Cold water doesn’t help.

The second time I throw up in the shower, it occurs to me that this isn’t because of the meeting. It can’t be because of the meeting. It’s because Artemis is across the city in a spa or luxury dressing room and not here. It’s because this isn’t a bizarre manifestation of a panic attack. It’s an episode.

Which is impossible.

These episodes happen on a schedule. Yes, the schedule has changed over the years, but never like this. I’ve never had two in one day. And never this early.

If I feel like this, Artemis might be in dire straits at the spa.

No—at the party. It’s time to be at the party.

It’s that thought that propels me out of the shower and into my closet. Putting on my tuxedo is a miserable, disorienting experience. I can’t get my eyes to focus properly to make sure I look normal, and it’s only when I’m in the building’s lobby asking the doorman if I’ve dressed myself that I realize I can’t drive myself to the gala.

The doorman wants to call an ambulance, but I charm him into calling my driver instead. He wants to drive me to the nearest hospital. I make an eloquent and convincing argument for why that will actually kill me.

That’s what I assume happens, because the next thing I know, he’s opening my door and helping me out of the SUV.

We are not at a hospital.

A few scattered flashes hurt my eyes. Of course there are press. I knew they would be here. At some point, I’m sure I knew they would be there.

I expect more flashes, actually, because I rarely appear in public when I’m five seconds from death. They must be photographers who have a sense of decency, then.

For a few seconds, I manage to focus on the hulking shape near the sidewalk.

Why is there an aircraft carrier?

“I can’t join the Navy,” I tell my driver, the Hudson bulging in my fever-skewed vision. “I didn’t join the Navy. You understand that, right?”

He says something that has the cadence of English, but no understandable words.

Finally, he points, his lips moving out of sync with his voice. The sentences get shorter and shorter.

“Party,” he finally shouts.

Oh. Oh. This is where Calliope and Orion’s party is. On an aircraft carrier. That has to be my Uncle Poseidon’s fault. There’s no other explanation for the party being on an aircraft carrier.

“I’m late,” I mention.

“Hospital,” he shouts.

I wave him off and proceed toward the aircraft carrier.

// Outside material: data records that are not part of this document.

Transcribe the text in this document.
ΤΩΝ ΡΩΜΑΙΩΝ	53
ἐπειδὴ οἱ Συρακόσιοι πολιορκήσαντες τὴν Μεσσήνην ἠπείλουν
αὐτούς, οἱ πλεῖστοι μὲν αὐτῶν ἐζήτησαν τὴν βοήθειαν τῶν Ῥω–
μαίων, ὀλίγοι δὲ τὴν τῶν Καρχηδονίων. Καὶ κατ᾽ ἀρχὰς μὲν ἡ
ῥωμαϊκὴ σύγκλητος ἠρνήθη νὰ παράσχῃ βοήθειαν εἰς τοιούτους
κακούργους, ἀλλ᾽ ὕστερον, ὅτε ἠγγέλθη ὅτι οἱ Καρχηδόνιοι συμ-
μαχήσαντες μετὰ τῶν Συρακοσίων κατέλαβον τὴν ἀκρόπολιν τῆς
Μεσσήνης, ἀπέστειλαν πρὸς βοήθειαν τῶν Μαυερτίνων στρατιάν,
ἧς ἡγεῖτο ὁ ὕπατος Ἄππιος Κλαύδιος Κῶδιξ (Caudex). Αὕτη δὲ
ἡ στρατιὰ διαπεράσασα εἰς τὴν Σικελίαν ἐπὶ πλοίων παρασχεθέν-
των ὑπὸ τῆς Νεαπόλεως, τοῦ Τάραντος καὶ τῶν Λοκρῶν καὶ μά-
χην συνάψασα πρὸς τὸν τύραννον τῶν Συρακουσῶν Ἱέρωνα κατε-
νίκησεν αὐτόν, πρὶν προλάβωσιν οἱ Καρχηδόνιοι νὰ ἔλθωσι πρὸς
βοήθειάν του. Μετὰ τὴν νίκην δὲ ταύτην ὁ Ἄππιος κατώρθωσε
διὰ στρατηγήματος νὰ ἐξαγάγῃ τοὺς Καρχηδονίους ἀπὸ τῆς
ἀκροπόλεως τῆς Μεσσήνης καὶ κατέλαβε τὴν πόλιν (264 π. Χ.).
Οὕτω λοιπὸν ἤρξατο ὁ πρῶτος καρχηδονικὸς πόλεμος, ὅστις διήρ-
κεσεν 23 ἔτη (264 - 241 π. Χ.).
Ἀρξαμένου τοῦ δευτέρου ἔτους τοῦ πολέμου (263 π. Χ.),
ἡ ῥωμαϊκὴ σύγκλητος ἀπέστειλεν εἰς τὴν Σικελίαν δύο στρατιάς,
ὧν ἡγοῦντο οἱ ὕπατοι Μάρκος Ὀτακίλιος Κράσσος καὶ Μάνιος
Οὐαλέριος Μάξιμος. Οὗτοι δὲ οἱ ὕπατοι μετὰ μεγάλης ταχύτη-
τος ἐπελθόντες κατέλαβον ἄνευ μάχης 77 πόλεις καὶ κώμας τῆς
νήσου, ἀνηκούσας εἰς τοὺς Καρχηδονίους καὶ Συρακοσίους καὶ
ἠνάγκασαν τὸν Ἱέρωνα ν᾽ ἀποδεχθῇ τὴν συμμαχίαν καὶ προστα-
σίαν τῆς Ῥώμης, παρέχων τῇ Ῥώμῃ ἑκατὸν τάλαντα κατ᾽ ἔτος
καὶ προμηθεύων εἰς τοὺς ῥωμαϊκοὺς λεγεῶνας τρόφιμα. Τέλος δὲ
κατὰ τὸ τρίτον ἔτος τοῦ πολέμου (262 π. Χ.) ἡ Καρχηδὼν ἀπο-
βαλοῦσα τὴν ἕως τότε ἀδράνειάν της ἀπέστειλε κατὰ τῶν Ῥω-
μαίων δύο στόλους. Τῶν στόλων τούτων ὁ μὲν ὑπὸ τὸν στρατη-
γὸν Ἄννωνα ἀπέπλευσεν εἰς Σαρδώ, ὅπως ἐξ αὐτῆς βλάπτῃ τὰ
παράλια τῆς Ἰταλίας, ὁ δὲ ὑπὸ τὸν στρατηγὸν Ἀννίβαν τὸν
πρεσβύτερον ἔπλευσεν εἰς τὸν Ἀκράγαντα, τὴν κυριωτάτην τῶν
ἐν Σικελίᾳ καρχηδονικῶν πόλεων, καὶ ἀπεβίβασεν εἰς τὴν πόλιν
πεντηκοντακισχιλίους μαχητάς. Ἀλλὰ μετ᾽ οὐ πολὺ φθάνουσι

The way to get to the deck of the aircraft carrier is via a long, metal ramp. I start climbing with the full knowledge that I will die before I reach the top. My lifeless corpse will tumble over the railings into the Hudson River, which will make for a closed-casket funeral.

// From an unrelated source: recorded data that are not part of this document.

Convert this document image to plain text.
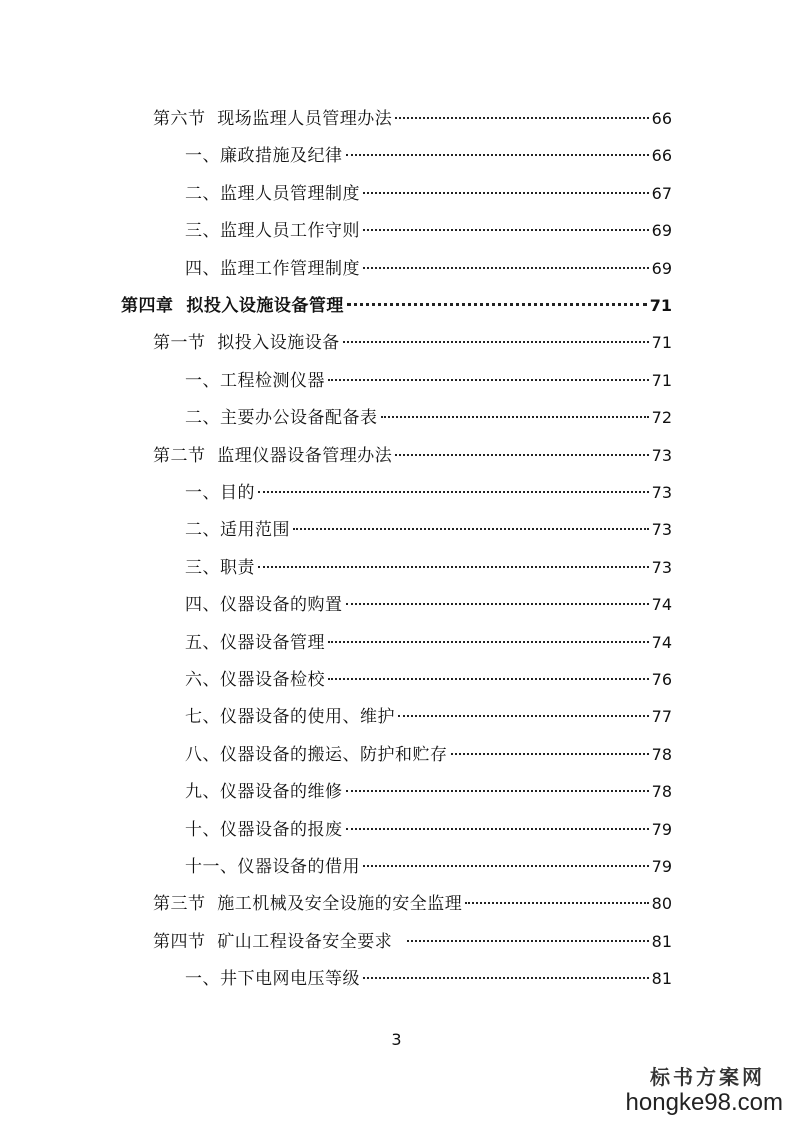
第六节  现场监理人员管理办法	66
一、廉政措施及纪律	66
二、监理人员管理制度	67
三、监理人员工作守则	69
四、监理工作管理制度	69
第四章  拟投入设施设备管理	71
第一节  拟投入设施设备	71
一、工程检测仪器	71
二、主要办公设备配备表	72
第二节  监理仪器设备管理办法	73
一、目的	73
二、适用范围	73
三、职责	73
四、仪器设备的购置	74
五、仪器设备管理	74
六、仪器设备检校	76
七、仪器设备的使用、维护	77
八、仪器设备的搬运、防护和贮存	78
九、仪器设备的维修	78
十、仪器设备的报废	79
十一、仪器设备的借用	79
第三节  施工机械及安全设施的安全监理	80
第四节  矿山工程设备安全要求	81
一、井下电网电压等级	81
3
标书方案网
hongke98.com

During the climb, I focus on the details of the meeting.

It was only so strange and threatening because of the episode I had just before. That’s the only reason for the Senator’s shadow-face and my brain’s insistence on making a connection between parts of the past I’d rather not remember and the innocent, innocuous words that came out of his mouth.

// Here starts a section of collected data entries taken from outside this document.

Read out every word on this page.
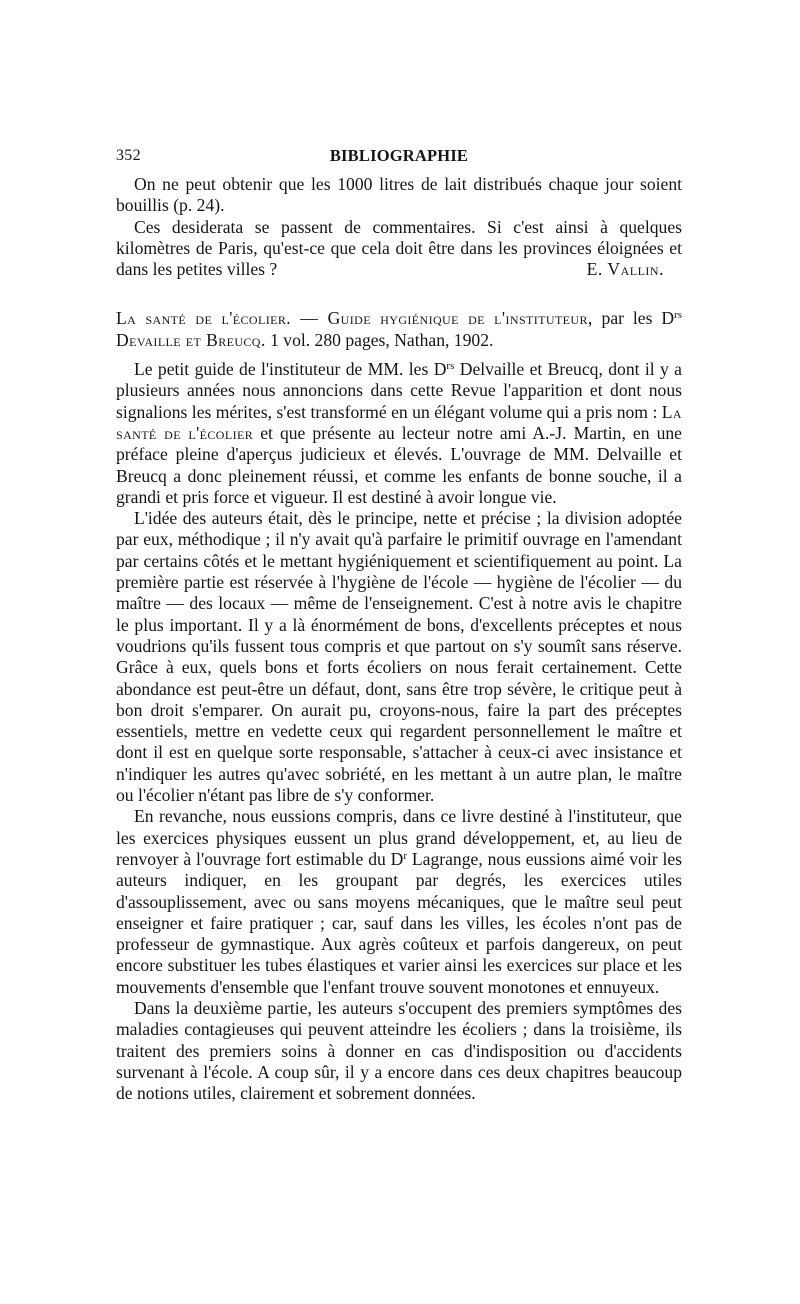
352	BIBLIOGRAPHIE

On ne peut obtenir que les 1000 litres de lait distribués chaque jour soient bouillis (p. 24).

Ces desiderata se passent de commentaires. Si c'est ainsi à quelques kilomètres de Paris, qu'est-ce que cela doit être dans les provinces éloignées et dans les petites villes ?	E. Vallin.

La santé de l'écolier. — Guide hygiénique de l'instituteur, par les $D^{rs}$ Devaille et Breucq. 1 vol. 280 pages, Nathan, 1902.

Le petit guide de l'instituteur de MM. les $D^{rs}$ Delvaille et Breucq, dont il y a plusieurs années nous annoncions dans cette Revue l'apparition et dont nous signalions les mérites, s'est transformé en un élégant volume qui a pris nom : La santé de l'écolier et que présente au lecteur notre ami A.-J. Martin, en une préface pleine d'aperçus judicieux et élevés. L'ouvrage de MM. Delvaille et Breucq a donc pleinement réussi, et comme les enfants de bonne souche, il a grandi et pris force et vigueur. Il est destiné à avoir longue vie.

L'idée des auteurs était, dès le principe, nette et précise ; la division adoptée par eux, méthodique ; il n'y avait qu'à parfaire le primitif ouvrage en l'amendant par certains côtés et le mettant hygiéniquement et scientifiquement au point. La première partie est réservée à l'hygiène de l'école — hygiène de l'écolier — du maître — des locaux — même de l'enseignement. C'est à notre avis le chapitre le plus important. Il y a là énormément de bons, d'excellents préceptes et nous voudrions qu'ils fussent tous compris et que partout on s'y soumît sans réserve. Grâce à eux, quels bons et forts écoliers on nous ferait certainement. Cette abondance est peut-être un défaut, dont, sans être trop sévère, le critique peut à bon droit s'emparer. On aurait pu, croyons-nous, faire la part des préceptes essentiels, mettre en vedette ceux qui regardent personnellement le maître et dont il est en quelque sorte responsable, s'attacher à ceux-ci avec insistance et n'indiquer les autres qu'avec sobriété, en les mettant à un autre plan, le maître ou l'écolier n'étant pas libre de s'y conformer.

En revanche, nous eussions compris, dans ce livre destiné à l'instituteur, que les exercices physiques eussent un plus grand développement, et, au lieu de renvoyer à l'ouvrage fort estimable du $D^r$ Lagrange, nous eussions aimé voir les auteurs indiquer, en les groupant par degrés, les exercices utiles d'assouplissement, avec ou sans moyens mécaniques, que le maître seul peut enseigner et faire pratiquer ; car, sauf dans les villes, les écoles n'ont pas de professeur de gymnastique. Aux agrès coûteux et parfois dangereux, on peut encore substituer les tubes élastiques et varier ainsi les exercices sur place et les mouvements d'ensemble que l'enfant trouve souvent monotones et ennuyeux.

Dans la deuxième partie, les auteurs s'occupent des premiers symptômes des maladies contagieuses qui peuvent atteindre les écoliers ; dans la troisième, ils traitent des premiers soins à donner en cas d'indisposition ou d'accidents survenant à l'école. A coup sûr, il y a encore dans ces deux chapitres beaucoup de notions utiles, clairement et sobrement données.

The ask wasn’t anything out of the ordinary, either. Not when I’m a frequent participant and/or host for backchannel negotiations.

Backwater country, political unrest, etcetera. The good Senator assured me that a regime change to the opposition party would be for the good of the country. That country, Mociar? No, our country, he said, appealing to my patriotism. I gave him a little glow, as a treat. It bought me time—I pause on the ramp to breathe, because it’s getting harder to remember how—time I needed to think without his silver-tongued sell.

I’m familiar with Mociar. For all that most of the world probably couldn’t find it on a map to save their lives, it’s what we in the business call a linchpin state. Poised between one superpower and one super-union, both geographically and politically. It is good for our country not to let their balance tilt one way or the other. It’s in a strategic position.

It’s also right next door to a place I’d rather forget existed. The Republic of Rathbek was a linchpin, too. Right up until I pulled it, and I’ve been waiting for the grenade to go off ever since.